End-stage cholestatic liver disease (ESCLD) is the main indication for liver replacement in children.
Pediatric cadaver-organ-donor shortage has prompted evolution in liver transplantation technique. This has occurred in both living-donor liver transplantation (LDLT) and split-liver transplantation (SLT).
In this study, researchers from Italy evaluated 127 children with ESCLD for liver transplantation, between 1997 and 2001. Of these, 124 underwent 138 liver transplantations after a median time of 40 days.
The team found that the causes of liver disease were congenital biliary atresia (n=96), Alagille's syndrome (n=12), Byler's disease (n=8), and other cholestatic diseases (n=8).
Of the 124 patients, 73% received a split-liver graft, 23% a whole liver, and 4% a reduced-size liver.
|4-year patient survival:|
- split-liver = 91%
- whole-liver = 93%
- reduced-sized liver = 67%
The researchers found that 2- and 4-year patient survival rates were 93% and 91%, respectively. The 2- and 4-year graft-survival rates were 84% and 80%, respectively.

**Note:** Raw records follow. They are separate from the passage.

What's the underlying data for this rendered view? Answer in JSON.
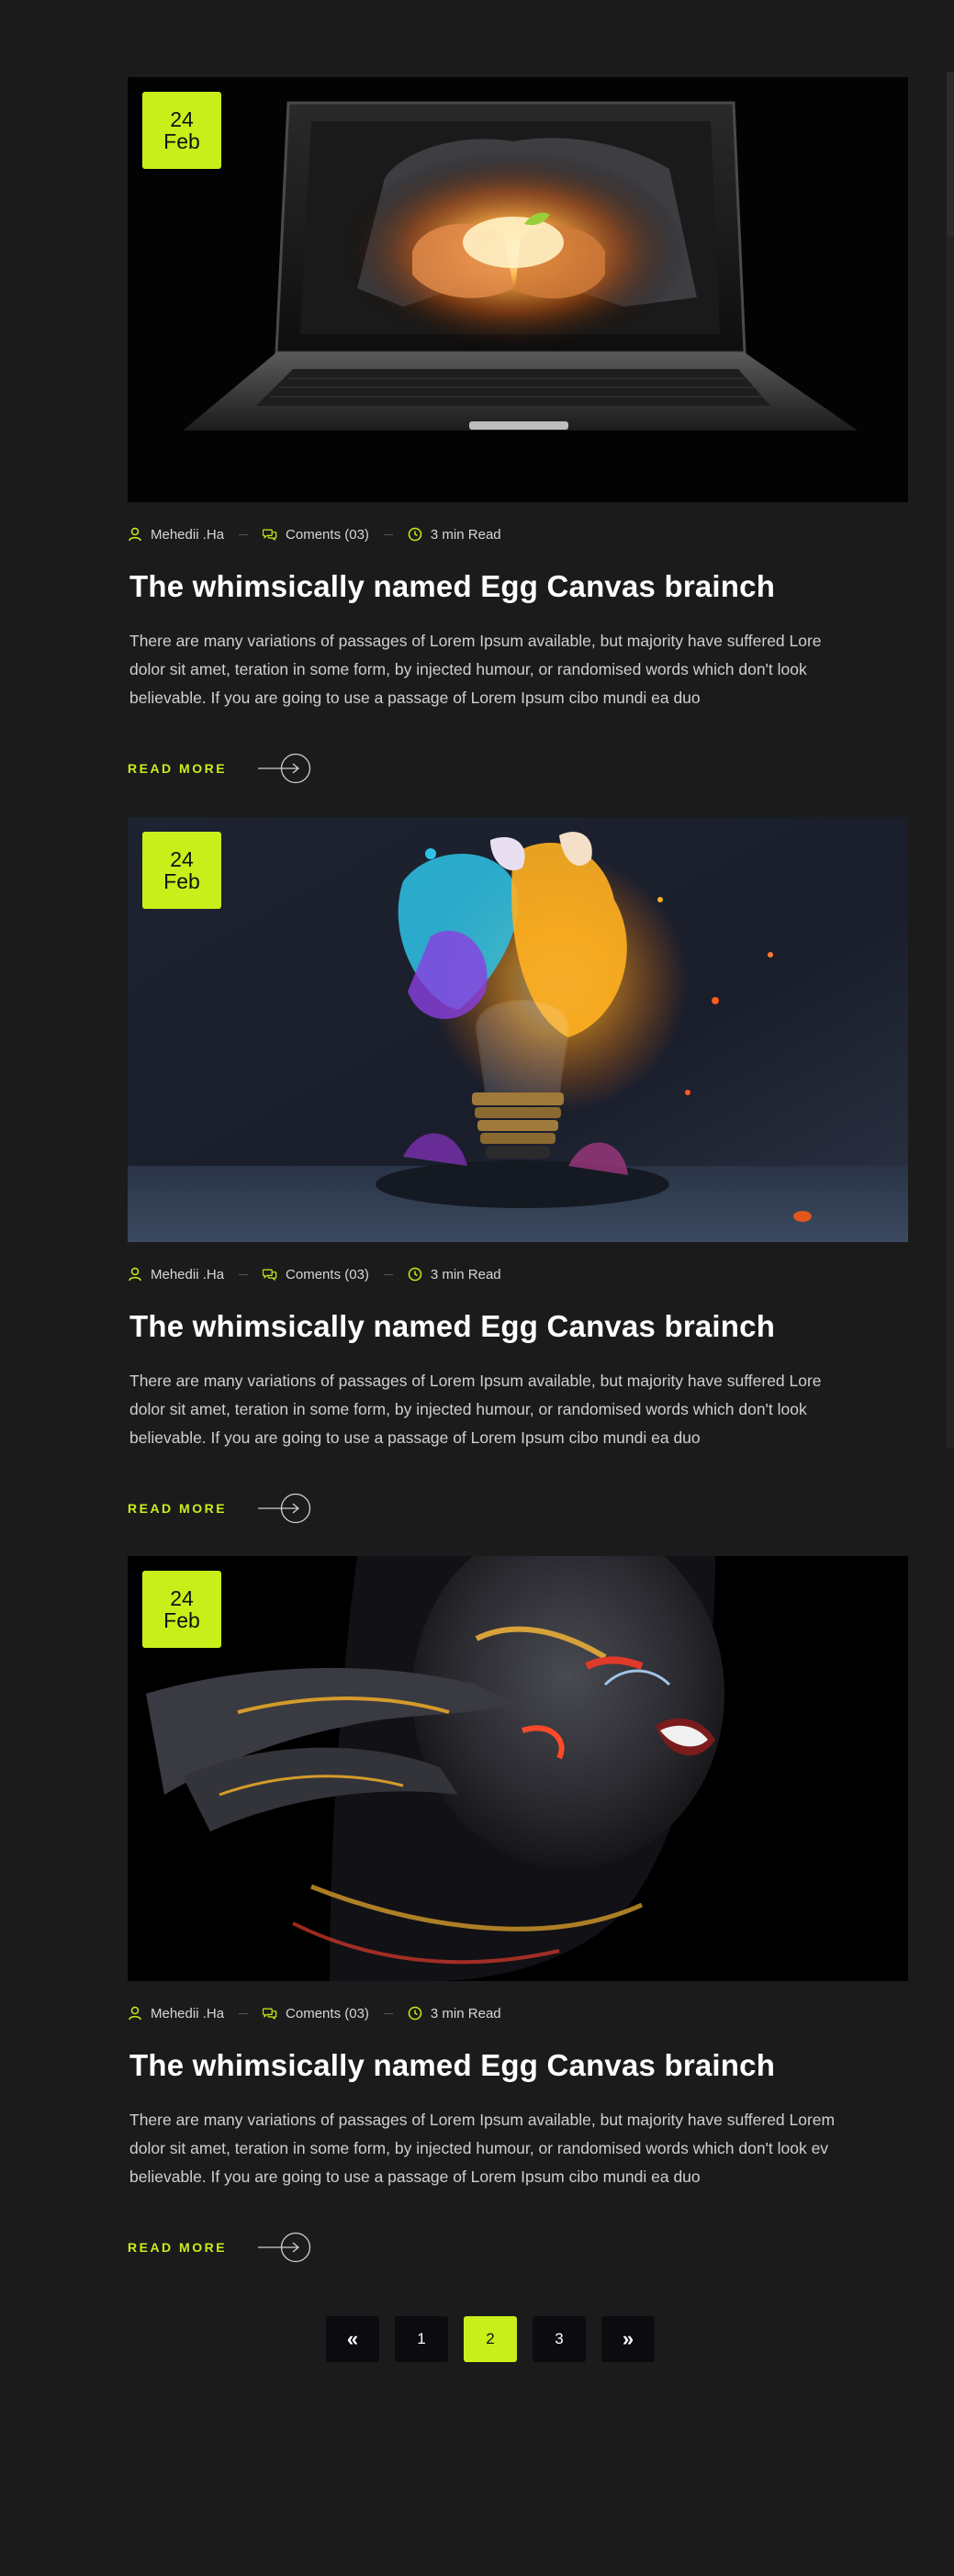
{
  "posts": [
    {
      "date": {
        "day": "24",
        "month": "Feb"
      },
      "author": "Mehedii .Ha",
      "comments": "Coments (03)",
      "read_time": "3 min Read",
      "title": "The whimsically named Egg Canvas brainch",
      "excerpt_lines": [
        "There are many variations of passages of Lorem Ipsum available, but majority have suffered Lore",
        "dolor sit amet, teration in some form, by injected humour, or randomised words which don't look",
        "believable. If you are going to use a passage of Lorem Ipsum cibo mundi ea duo"
      ],
      "read_more": "READ MORE"
    },
    {
      "date": {
        "day": "24",
        "month": "Feb"
      },
      "author": "Mehedii .Ha",
      "comments": "Coments (03)",
      "read_time": "3 min Read",
      "title": "The whimsically named Egg Canvas brainch",
      "excerpt_lines": [
        "There are many variations of passages of Lorem Ipsum available, but majority have suffered Lore",
        "dolor sit amet, teration in some form, by injected humour, or randomised words which don't look",
        "believable. If you are going to use a passage of Lorem Ipsum cibo mundi ea duo"
      ],
      "read_more": "READ MORE"
    },
    {
      "date": {
        "day": "24",
        "month": "Feb"
      },
      "author": "Mehedii .Ha",
      "comments": "Coments (03)",
      "read_time": "3 min Read",
      "title": "The whimsically named Egg Canvas brainch",
      "excerpt_lines": [
        "There are many variations of passages of Lorem Ipsum available, but majority have suffered Lorem",
        "dolor sit amet, teration in some form, by injected humour, or randomised words which don't look ev",
        "believable. If you are going to use a passage of Lorem Ipsum cibo mundi ea duo"
      ],
      "read_more": "READ MORE"
    }
  ],
  "pagination": {
    "prev": "«",
    "pages": [
      "1",
      "2",
      "3"
    ],
    "active": "2",
    "next": "»"
  },
  "colors": {
    "accent": "#c8ef1a",
    "background": "#1b1b1b",
    "page_button": "#0c0c10"
  },
  "icons": {
    "author": "user-icon",
    "comments": "comments-icon",
    "read_time": "clock-icon",
    "read_more": "arrow-right-circle-icon"
  }
}
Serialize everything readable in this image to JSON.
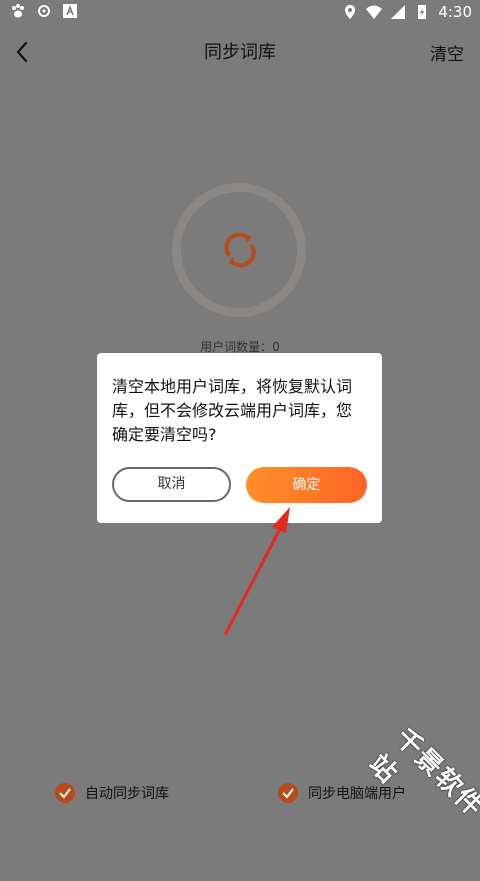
{
  "status_bar": {
    "time": "4:30",
    "left_icons": [
      "paw-icon",
      "gear-icon",
      "a-icon"
    ],
    "right_icons": [
      "location-icon",
      "wifi-icon",
      "signal-icon",
      "battery-icon"
    ]
  },
  "app_bar": {
    "title": "同步词库",
    "back_icon": "chevron-left-icon",
    "clear_label": "清空"
  },
  "sync": {
    "icon": "sync-icon",
    "user_word_count_label": "用户词数量：0"
  },
  "dialog": {
    "message": "清空本地用户词库，将恢复默认词库，但不会修改云端用户词库，您确定要清空吗?",
    "cancel_label": "取消",
    "ok_label": "确定"
  },
  "bottom_options": [
    {
      "label": "自动同步词库",
      "checked": true
    },
    {
      "label": "同步电脑端用户",
      "checked": true
    }
  ],
  "watermark_text": "千景软件站",
  "colors": {
    "overlay": "#7b7b7b",
    "accent_start": "#ff8f29",
    "accent_end": "#ff6525",
    "check": "#b94a1c",
    "annotation_arrow": "#e62a1e"
  }
}
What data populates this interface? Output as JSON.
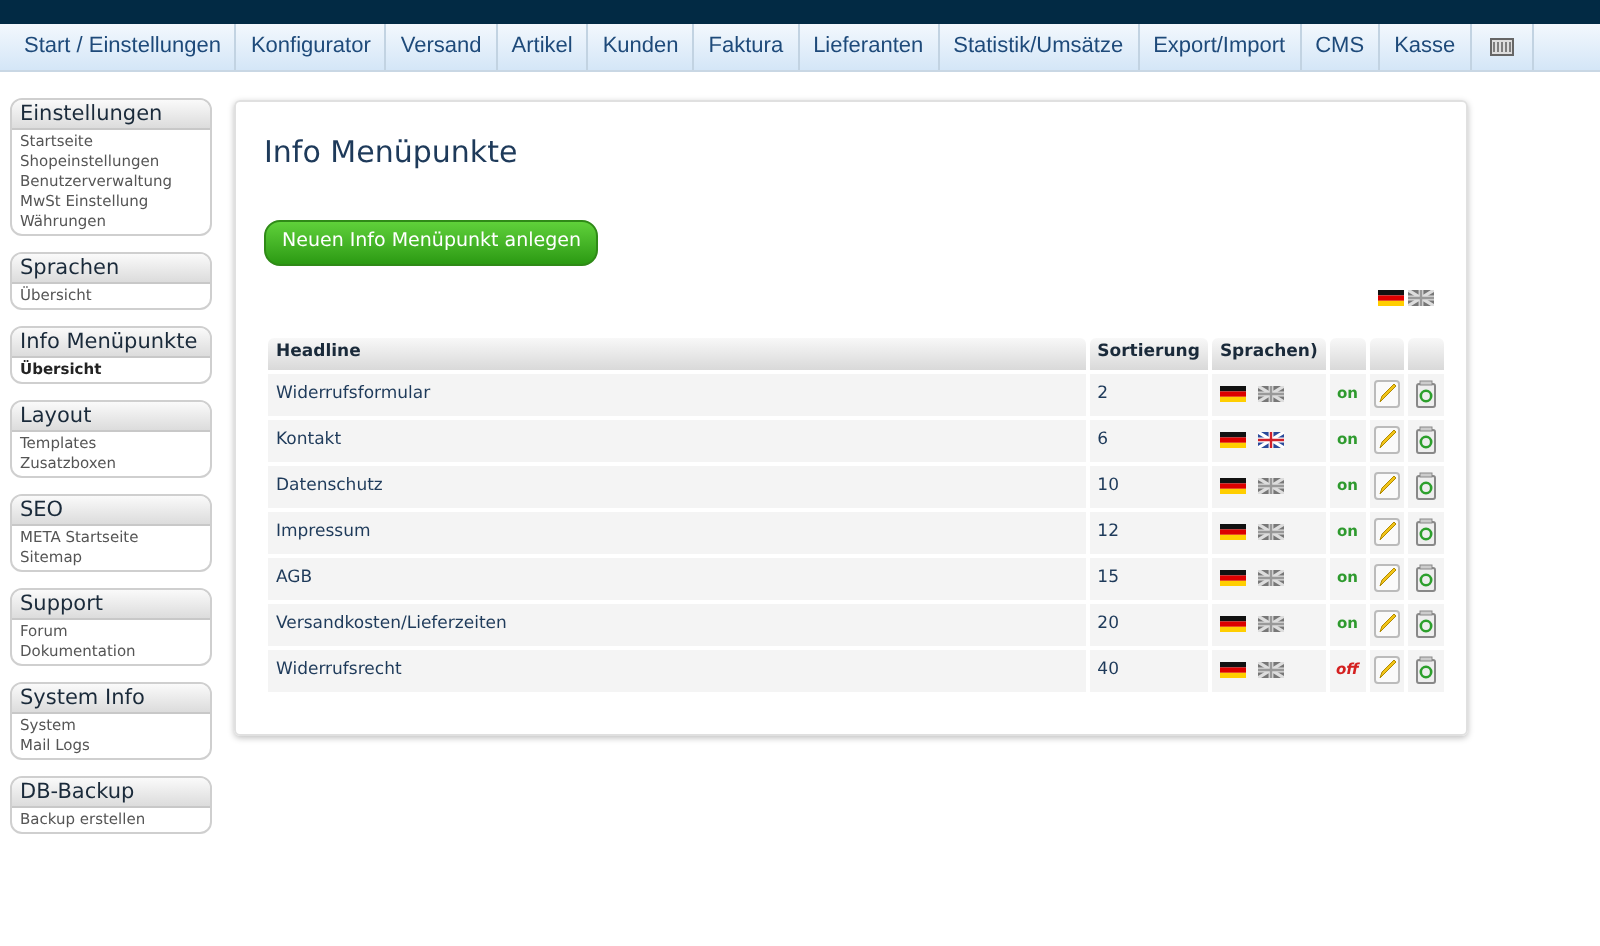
{
  "tabs": [
    {
      "label": "Start / Einstellungen",
      "selected": false
    },
    {
      "label": "Konfigurator",
      "selected": false
    },
    {
      "label": "Versand",
      "selected": false
    },
    {
      "label": "Artikel",
      "selected": false
    },
    {
      "label": "Kunden",
      "selected": false
    },
    {
      "label": "Faktura",
      "selected": false
    },
    {
      "label": "Lieferanten",
      "selected": false
    },
    {
      "label": "Statistik/Umsätze",
      "selected": false
    },
    {
      "label": "Export/Import",
      "selected": false
    },
    {
      "label": "CMS",
      "selected": false
    },
    {
      "label": "Kasse",
      "selected": false
    }
  ],
  "sidebar": [
    {
      "title": "Einstellungen",
      "items": [
        {
          "label": "Startseite",
          "selected": false
        },
        {
          "label": "Shopeinstellungen",
          "selected": false
        },
        {
          "label": "Benutzerverwaltung",
          "selected": false
        },
        {
          "label": "MwSt Einstellung",
          "selected": false
        },
        {
          "label": "Währungen",
          "selected": false
        }
      ]
    },
    {
      "title": "Sprachen",
      "items": [
        {
          "label": "Übersicht",
          "selected": false
        }
      ]
    },
    {
      "title": "Info Menüpunkte",
      "items": [
        {
          "label": "Übersicht",
          "selected": true
        }
      ]
    },
    {
      "title": "Layout",
      "items": [
        {
          "label": "Templates",
          "selected": false
        },
        {
          "label": "Zusatzboxen",
          "selected": false
        }
      ]
    },
    {
      "title": "SEO",
      "items": [
        {
          "label": "META Startseite",
          "selected": false
        },
        {
          "label": "Sitemap",
          "selected": false
        }
      ]
    },
    {
      "title": "Support",
      "items": [
        {
          "label": "Forum",
          "selected": false
        },
        {
          "label": "Dokumentation",
          "selected": false
        }
      ]
    },
    {
      "title": "System Info",
      "items": [
        {
          "label": "System",
          "selected": false
        },
        {
          "label": "Mail Logs",
          "selected": false
        }
      ]
    },
    {
      "title": "DB-Backup",
      "items": [
        {
          "label": "Backup erstellen",
          "selected": false
        }
      ]
    }
  ],
  "page_title": "Info Menüpunkte",
  "new_button": "Neuen Info Menüpunkt anlegen",
  "language_filter": {
    "de_active": true,
    "en_active": false
  },
  "table": {
    "columns": [
      "Headline",
      "Sortierung",
      "Sprachen)"
    ],
    "rows": [
      {
        "headline": "Widerrufsformular",
        "sort": "2",
        "de_active": true,
        "en_active": false,
        "status": "on",
        "active": true
      },
      {
        "headline": "Kontakt",
        "sort": "6",
        "de_active": true,
        "en_active": true,
        "status": "on",
        "active": true
      },
      {
        "headline": "Datenschutz",
        "sort": "10",
        "de_active": true,
        "en_active": false,
        "status": "on",
        "active": true
      },
      {
        "headline": "Impressum",
        "sort": "12",
        "de_active": true,
        "en_active": false,
        "status": "on",
        "active": true
      },
      {
        "headline": "AGB",
        "sort": "15",
        "de_active": true,
        "en_active": false,
        "status": "on",
        "active": true
      },
      {
        "headline": "Versandkosten/Lieferzeiten",
        "sort": "20",
        "de_active": true,
        "en_active": false,
        "status": "on",
        "active": true
      },
      {
        "headline": "Widerrufsrecht",
        "sort": "40",
        "de_active": true,
        "en_active": false,
        "status": "off",
        "active": false
      }
    ]
  }
}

In split-liver recipients, 4-year patient and graft-survival rates were 91% and 83%, respectively. These survival rates were 93% and 78%, respectively, in whole-liver recipients and 67% and 63%, respectively, in reduced-size liver recipients.
The team determined that the retransplantation rate was 11%, while mortality was 8%.
Overall, they found that the incidence of vascular and biliary complication were 16% and 27%, respectively.
Dr Bruno Gridelli's team concluded, "SLT can provide liver grafts for children with ESCLD with an outcome similar to the one reported following LDLT, eliminating mortality while they are on a transplantation wait list".
"The need for pediatric LDLT should be reevaluated and programs of SLT strongly encouraged and supported at a national and international level".